When it comes to the perpetrator of Alzheimer’s disease (AD), the finger of blame has long pointed to hard deposits of protein in the brain known as amyloid plaques. But smouldering signs of inflammation are also clearly evident in the background.

Now a paper in Nature reveals how the two processes connive. During inflammation, specks of a protein called ASC are released. Like the grit inside a pearl, they seed the deposition of amyloid. The authors – Carmen Venegas at the University of Bonn, Germany and colleagues – showed that in mice, removing the specks prevented the formation of amyloid and slowed progression of the disease. 

“The paper bridges different camps and puts inflammation front and centre as a potential cause of AD,” says Bryce Vissel, an AD researcher at the University of Technology, Sydney.

The finding also suggests that anti-inflammatory drugs, particularly those that target the formation of the ASC specks, offer a new therapeutic way forward. 

“This is an extremely important paper for the Alzheimer’s field and is likely to greatly influence the way researchers think about potential Alzheimer’s treatment strategies going forward,” adds Vissel. 

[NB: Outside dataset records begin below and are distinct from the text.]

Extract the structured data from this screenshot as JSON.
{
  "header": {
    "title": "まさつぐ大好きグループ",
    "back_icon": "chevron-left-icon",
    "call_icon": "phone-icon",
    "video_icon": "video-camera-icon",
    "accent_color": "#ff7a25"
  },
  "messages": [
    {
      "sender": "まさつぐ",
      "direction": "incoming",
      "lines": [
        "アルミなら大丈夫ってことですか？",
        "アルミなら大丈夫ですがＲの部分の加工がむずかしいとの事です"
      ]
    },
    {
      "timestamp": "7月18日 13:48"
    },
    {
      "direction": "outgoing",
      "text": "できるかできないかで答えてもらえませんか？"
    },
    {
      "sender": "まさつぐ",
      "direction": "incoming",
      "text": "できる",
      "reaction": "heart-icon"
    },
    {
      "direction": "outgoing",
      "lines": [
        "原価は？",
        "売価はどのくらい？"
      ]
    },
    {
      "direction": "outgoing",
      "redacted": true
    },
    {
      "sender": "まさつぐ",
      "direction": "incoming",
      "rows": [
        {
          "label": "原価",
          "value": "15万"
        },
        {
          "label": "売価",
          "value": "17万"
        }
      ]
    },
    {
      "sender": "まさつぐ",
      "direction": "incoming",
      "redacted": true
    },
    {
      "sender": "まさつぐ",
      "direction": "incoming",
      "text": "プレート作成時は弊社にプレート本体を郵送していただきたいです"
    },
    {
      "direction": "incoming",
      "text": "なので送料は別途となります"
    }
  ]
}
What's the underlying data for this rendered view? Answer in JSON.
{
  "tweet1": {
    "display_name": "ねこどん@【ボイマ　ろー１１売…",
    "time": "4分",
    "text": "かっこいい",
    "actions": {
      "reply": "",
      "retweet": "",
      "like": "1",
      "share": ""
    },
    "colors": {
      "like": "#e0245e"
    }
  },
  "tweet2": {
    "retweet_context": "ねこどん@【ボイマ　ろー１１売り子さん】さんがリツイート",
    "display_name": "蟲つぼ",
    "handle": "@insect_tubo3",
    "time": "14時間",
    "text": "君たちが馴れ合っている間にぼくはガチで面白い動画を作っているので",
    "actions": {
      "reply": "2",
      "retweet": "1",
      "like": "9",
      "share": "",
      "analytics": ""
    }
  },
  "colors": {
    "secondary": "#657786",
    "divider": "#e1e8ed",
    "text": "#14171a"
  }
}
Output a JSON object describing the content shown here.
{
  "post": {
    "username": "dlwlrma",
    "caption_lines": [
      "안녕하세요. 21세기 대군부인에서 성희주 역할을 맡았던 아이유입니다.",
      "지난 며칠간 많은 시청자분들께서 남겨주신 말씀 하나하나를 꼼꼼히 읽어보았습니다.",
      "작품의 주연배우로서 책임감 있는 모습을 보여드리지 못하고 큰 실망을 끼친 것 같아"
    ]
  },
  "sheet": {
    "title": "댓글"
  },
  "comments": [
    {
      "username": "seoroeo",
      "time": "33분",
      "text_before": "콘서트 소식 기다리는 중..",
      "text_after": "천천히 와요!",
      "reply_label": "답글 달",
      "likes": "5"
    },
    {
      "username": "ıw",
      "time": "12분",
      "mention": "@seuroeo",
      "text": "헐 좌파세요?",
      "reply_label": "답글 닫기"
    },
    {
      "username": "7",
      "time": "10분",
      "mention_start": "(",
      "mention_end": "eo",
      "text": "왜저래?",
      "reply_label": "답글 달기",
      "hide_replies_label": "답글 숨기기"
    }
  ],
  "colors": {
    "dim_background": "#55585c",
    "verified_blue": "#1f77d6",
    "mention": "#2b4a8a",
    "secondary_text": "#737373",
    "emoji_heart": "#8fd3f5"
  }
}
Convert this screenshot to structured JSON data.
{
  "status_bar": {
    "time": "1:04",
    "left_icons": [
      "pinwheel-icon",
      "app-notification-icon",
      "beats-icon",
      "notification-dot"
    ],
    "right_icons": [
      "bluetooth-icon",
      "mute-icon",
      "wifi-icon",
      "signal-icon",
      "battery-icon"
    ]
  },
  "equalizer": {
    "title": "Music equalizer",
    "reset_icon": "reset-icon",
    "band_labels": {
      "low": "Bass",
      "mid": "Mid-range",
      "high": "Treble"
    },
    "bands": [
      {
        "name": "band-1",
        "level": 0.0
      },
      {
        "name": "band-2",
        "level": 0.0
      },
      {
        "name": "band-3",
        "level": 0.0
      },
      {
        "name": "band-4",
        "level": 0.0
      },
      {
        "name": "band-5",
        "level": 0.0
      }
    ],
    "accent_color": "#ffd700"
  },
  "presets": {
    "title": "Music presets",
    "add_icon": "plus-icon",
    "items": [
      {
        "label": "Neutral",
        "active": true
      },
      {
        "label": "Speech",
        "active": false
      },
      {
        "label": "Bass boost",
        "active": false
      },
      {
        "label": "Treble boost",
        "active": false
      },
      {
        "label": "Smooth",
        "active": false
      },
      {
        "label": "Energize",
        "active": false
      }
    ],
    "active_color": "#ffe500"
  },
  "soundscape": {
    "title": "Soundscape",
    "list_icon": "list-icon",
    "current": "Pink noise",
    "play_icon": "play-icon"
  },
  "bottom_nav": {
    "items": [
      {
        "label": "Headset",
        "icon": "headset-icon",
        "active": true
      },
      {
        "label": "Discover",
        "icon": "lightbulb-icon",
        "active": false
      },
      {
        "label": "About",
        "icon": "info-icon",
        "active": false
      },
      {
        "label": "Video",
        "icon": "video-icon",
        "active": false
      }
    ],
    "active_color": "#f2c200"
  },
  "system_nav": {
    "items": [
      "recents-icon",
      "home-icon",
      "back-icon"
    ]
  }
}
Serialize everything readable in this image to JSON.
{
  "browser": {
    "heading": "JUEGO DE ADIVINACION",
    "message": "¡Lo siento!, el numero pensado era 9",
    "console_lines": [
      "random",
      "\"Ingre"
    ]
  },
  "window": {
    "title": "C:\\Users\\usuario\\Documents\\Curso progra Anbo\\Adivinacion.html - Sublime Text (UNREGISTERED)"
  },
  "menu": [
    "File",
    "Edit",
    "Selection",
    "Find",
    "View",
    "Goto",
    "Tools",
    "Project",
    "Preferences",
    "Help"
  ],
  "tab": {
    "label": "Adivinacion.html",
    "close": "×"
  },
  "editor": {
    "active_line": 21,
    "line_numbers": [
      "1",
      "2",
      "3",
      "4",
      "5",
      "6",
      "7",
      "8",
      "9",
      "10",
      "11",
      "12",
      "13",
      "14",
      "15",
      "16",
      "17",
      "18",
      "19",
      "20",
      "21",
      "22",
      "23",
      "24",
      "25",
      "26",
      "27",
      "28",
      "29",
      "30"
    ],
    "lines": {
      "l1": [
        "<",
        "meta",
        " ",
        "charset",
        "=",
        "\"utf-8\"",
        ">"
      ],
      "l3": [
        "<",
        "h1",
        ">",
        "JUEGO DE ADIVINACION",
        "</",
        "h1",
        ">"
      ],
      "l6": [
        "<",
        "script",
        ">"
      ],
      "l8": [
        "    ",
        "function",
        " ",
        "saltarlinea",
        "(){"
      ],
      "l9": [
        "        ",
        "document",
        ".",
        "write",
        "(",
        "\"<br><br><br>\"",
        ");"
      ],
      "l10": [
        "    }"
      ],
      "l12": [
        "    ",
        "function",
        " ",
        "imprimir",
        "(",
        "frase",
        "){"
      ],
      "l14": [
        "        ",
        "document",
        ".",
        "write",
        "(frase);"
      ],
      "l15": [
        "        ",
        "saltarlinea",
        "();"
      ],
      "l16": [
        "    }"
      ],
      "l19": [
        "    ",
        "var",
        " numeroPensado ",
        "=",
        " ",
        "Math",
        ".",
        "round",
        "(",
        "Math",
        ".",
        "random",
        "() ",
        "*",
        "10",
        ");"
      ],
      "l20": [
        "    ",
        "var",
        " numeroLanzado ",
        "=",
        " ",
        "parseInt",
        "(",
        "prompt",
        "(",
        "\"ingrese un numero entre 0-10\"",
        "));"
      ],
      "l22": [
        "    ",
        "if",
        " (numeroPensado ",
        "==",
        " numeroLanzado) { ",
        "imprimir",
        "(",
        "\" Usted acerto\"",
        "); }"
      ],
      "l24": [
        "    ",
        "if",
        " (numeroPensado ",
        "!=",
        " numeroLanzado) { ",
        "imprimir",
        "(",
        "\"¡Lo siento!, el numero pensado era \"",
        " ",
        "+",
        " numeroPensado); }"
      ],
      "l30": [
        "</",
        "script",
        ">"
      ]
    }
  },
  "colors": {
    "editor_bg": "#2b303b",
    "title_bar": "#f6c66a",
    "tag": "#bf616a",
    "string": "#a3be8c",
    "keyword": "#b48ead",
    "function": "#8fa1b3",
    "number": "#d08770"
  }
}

The AD-afflicted brain is like a crime scene. The victims are masses of dead neurons that leave many parts of the brain shrunken. The suspects are many: alongside amyloid plaques, tangles of tau proteins inside the neurons have also been interrogated, and investigators find signs of riled-up immune cells called microglia everywhere they look.

But amyloid plaques have been at the top of the list. That’s because people who inherit rare genetic forms of the disease also inherit abnormal genes that cause excessive production of sticky forms of amyloid protein that are more likely to aggregate into plaques. Assuming that the plaques were also the cause of neuron death in more common forms of AD, researchers have for the last three decades been developing plaque-busting drugs. But while some, like the promising antibody aducanumab, have scrubbed away plaque, so far they do not appear to have halted the disease. 

Given the dead end, many researchers have turned their interest to other suspects. An irritable brain has become a hot favourite. Those agitated microglia and the mobilizing chemicals factors they secrete are found all over the brains of AD sufferers. General signs of body inflammation in middle age also appear to correlate with an increased risk of AD in later life.

The Venegas team decided to piece together the chain of events that occurs after microglia become irritated. A key occurrence is the formation of a protein complex inside them called an inflammasome. Like a smouldering fire, it continues to release inflammatory signals which mobilize other microglia. 

One of the other things the inflammasome does is to release tiny specks of aggregated ASC protein. The researchers had a hunch that ASC specks might be affecting the course of the disease. Not only are they visible in the brain tissue of people with AD, but mice studies had shown that when the formation of the inflammasome was impaired, the mice were protected from their version of the disease.

To test if the specks played some role, the researchers carried out experiments in mice that are genetically engineered to overproduce amyloid plaque. Some of the mice were also engineered not to produce the ASC protein. 

For starters, the researchers found that mice lacking ASC produced less amyloid plaque and their disease appeared less severe: they performed better at memorizing mazes, for instance. When brain extracts from plaque-ridden mice were injected into young mice, they seeded the development of new amyloid plaques. 

But strikingly, if antibodies to ASC were injected at the same time, it interfered with the seeding. 

If the recipient animals lacked ASC altogether, no spreading was seen. ASC did indeed appear to be acting as the grit that seeded the plaque deposits.

The findings show how inflammation and amyloid may collude in a vicious cycle to cause the disease. Amyloid deposits cause inflammation; inflammation releases ASC; ASC seeds the deposition of more amyloid plaque. 

What this means, explains senior author Michael Heneka, is that minor insults to the brain – perhaps a virus or mild injury – could snowball into a major inflammatory cascade that kills off neurons. 

So what’s to be done? 

Heneka points out that population studies already show the use of anti-inflammatory drugs like ibuprofen allay the onset of AD. But he says these drugs are too non-specific. Many drug companies are now focussed on finding drugs that inhibit the function of the inflammasome in a particular tissue. “This is all under way,” he says.